So, I have time-series data where there could be multiple categories per time-point. I would like to use an embedding lookup table to get each individual categories embedding, and take the average of them for each time point. I dug a little, and found a neat little EmbeddingBag class seemingly made exactly for this type of setup.
So, below, I have 4 timepoints, each composed of a max number of 2 categories. The 2nd-to-last datapoint is half-padded, and the last datapoint is completely padded. I use the ‘max’ functionality to ensure that the function is interpreting my data correctly.
embedding_sum = nn.EmbeddingBag(10, 3, mode='max')
input = torch.LongTensor([[1,2], [1,1], [2,2], [0,0]])

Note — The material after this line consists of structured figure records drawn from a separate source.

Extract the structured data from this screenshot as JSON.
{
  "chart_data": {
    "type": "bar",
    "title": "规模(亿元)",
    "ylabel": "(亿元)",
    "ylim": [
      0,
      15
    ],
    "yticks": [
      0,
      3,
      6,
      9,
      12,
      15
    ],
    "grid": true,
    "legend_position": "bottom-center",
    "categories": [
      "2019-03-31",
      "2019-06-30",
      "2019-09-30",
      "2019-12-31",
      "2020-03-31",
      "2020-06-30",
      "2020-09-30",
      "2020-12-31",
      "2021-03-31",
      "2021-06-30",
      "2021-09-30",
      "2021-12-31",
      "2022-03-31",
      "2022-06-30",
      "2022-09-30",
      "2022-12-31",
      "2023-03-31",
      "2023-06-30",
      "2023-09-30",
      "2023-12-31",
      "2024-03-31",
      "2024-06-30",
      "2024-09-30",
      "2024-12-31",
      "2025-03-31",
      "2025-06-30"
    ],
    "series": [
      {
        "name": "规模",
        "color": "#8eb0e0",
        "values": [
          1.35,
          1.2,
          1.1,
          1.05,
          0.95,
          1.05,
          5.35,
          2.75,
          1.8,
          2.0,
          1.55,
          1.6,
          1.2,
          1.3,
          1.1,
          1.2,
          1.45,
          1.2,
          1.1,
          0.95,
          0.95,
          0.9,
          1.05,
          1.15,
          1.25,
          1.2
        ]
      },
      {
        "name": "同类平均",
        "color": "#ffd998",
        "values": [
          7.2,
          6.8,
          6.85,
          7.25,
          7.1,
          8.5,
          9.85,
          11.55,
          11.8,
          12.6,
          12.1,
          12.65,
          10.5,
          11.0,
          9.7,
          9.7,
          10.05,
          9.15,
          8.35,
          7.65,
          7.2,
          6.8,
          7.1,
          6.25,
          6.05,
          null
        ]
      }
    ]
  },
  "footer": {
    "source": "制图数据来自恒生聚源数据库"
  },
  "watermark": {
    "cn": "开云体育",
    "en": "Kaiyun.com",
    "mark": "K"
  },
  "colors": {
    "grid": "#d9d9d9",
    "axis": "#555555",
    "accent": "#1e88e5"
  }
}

print(embedding_sum(input))
tensor([[-0.2409, 0.4761, 0.0832],
[-1.9867, 0.4761, -0.5098],
[-0.2409, 0.0551, 0.0832],
[-0.5566, -0.3860, 0.6931]], grad_fn=<EmbeddingBagBackward>)
This works just fine. However, I do not know how to extend this to a batched case. For example, where I have something like two data points or in code form…
embedding_sum = nn.EmbeddingBag(10, 3, mode='max')
input = torch.LongTensor([[[1,2], [1,1], [2,2], [0,0]], [[2,2], [1,1], [0,0], [0,0]]])
print(embedding_sum(input))
ValueError: input has to be 1D or 2D Tensor, but got Tensor of dimension 3
I get a value error. Any ideas on what I’m missing?